Ed Miliband’s first PMQs
Today’s PMQ’s contained all the usual pledges from the PM and Leader of the Opposition to “end Punch and Judy” politics. But, half an hour later, I’m disappointed to tell you that we have not entered the Post Punch and Judy Politics Era (PPJPE). It was every bit as bad tempered as usual. An extra bit of interest, however, was provided by the two new contenders sizing one another up. If you’ve seen two dogs in a park, you’ve got the rough idea.

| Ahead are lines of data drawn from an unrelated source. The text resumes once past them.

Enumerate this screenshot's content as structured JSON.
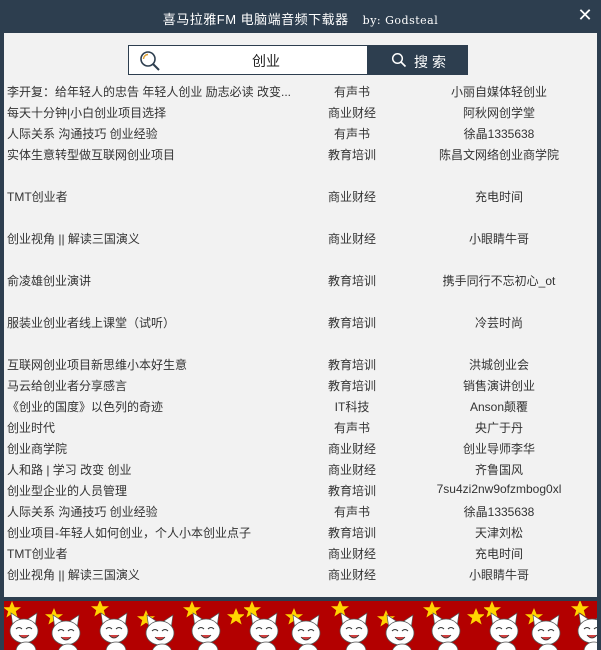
{
  "window": {
    "title": "喜马拉雅FM 电脑端音频下载器",
    "author": "by: Godsteal",
    "close_glyph": "✕",
    "bg_color": "#2d3e4f",
    "content_bg": "#f2f2f2"
  },
  "search": {
    "value": "创业",
    "button_label": "搜索",
    "icon": "search-icon"
  },
  "results": [
    {
      "title": "李开复：给年轻人的忠告 年轻人创业 励志必读 改变...",
      "category": "有声书",
      "author": "小丽自媒体轻创业"
    },
    {
      "title": "每天十分钟|小白创业项目选择",
      "category": "商业财经",
      "author": "阿秋网创学堂"
    },
    {
      "title": "人际关系 沟通技巧 创业经验",
      "category": "有声书",
      "author": "徐晶1335638"
    },
    {
      "title": "实体生意转型做互联网创业项目",
      "category": "教育培训",
      "author": "陈昌文网络创业商学院"
    },
    {
      "title": "TMT创业者",
      "category": "商业财经",
      "author": "充电时间"
    },
    {
      "title": "创业视角 || 解读三国演义",
      "category": "商业财经",
      "author": "小眼睛牛哥"
    },
    {
      "title": "俞凌雄创业演讲",
      "category": "教育培训",
      "author": "携手同行不忘初心_ot"
    },
    {
      "title": "服装业创业者线上课堂（试听）",
      "category": "教育培训",
      "author": "冷芸时尚"
    },
    {
      "title": "互联网创业项目新思维小本好生意",
      "category": "教育培训",
      "author": "洪城创业会"
    },
    {
      "title": "马云给创业者分享感言",
      "category": "教育培训",
      "author": "销售演讲创业"
    },
    {
      "title": "《创业的国度》以色列的奇迹",
      "category": "IT科技",
      "author": "Anson颠覆"
    },
    {
      "title": "创业时代",
      "category": "有声书",
      "author": "央广于丹"
    },
    {
      "title": "创业商学院",
      "category": "商业财经",
      "author": "创业导师李华"
    },
    {
      "title": "人和路 | 学习 改变 创业",
      "category": "商业财经",
      "author": "齐鲁国风"
    },
    {
      "title": "创业型企业的人员管理",
      "category": "教育培训",
      "author": "7su4zi2nw9ofzmbog0xl"
    },
    {
      "title": "人际关系 沟通技巧 创业经验",
      "category": "有声书",
      "author": "徐晶1335638"
    },
    {
      "title": "创业项目-年轻人如何创业，个人小本创业点子",
      "category": "教育培训",
      "author": "天津刘松"
    },
    {
      "title": "TMT创业者",
      "category": "商业财经",
      "author": "充电时间"
    },
    {
      "title": "创业视角 || 解读三国演义",
      "category": "商业财经",
      "author": "小眼睛牛哥"
    }
  ],
  "banner": {
    "icons": [
      "cat-mascot-icon",
      "star-icon"
    ],
    "bg_color": "#b30000"
  }
}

The two gladiators joined battle over the weighty issue of “who asked the questions”. You’d assume the name of the event would be sufficient to clear this puzzle up. But, au contraire, they managed to get a good five minutes out of it. Indeed this exchange gave Miliband his strongest moment. He told the PM, who had asked him why he thought the poorest members of his constituency should pay for his child benefit, that it was he who asked the questions. Cue howls of derision.

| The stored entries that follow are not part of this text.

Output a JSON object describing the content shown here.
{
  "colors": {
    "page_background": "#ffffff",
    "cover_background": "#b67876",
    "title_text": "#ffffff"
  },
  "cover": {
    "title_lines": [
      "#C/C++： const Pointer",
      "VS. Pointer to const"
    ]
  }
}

All very amusing. But the quality of this debate again exposed some serious concerns about the value of this weekly ritual. The question of why families where one person earns £43,000 will lose out while a household with two working parents earning £88,000 won’t be affected is a serious question of fairness. However, it can also be defended. The Treasury insisted that any change must be simple to admininister. Fairness was a secondary consideration. Whether or not this trade-off is worth making is another question. But what’s certain is that we’d all be better served by having that debate, not engaging in the usual political point scoring.
Having said all that, I’m not sure it matters. As the LGiU has found out, some of the most productive work in councils occurs in the scrutiny committees. I’m sure that the same can be said about Select Committees in Westminster. Let’s hope these bodies get the powers and status they deserve (a Lib Dem pledge before the election).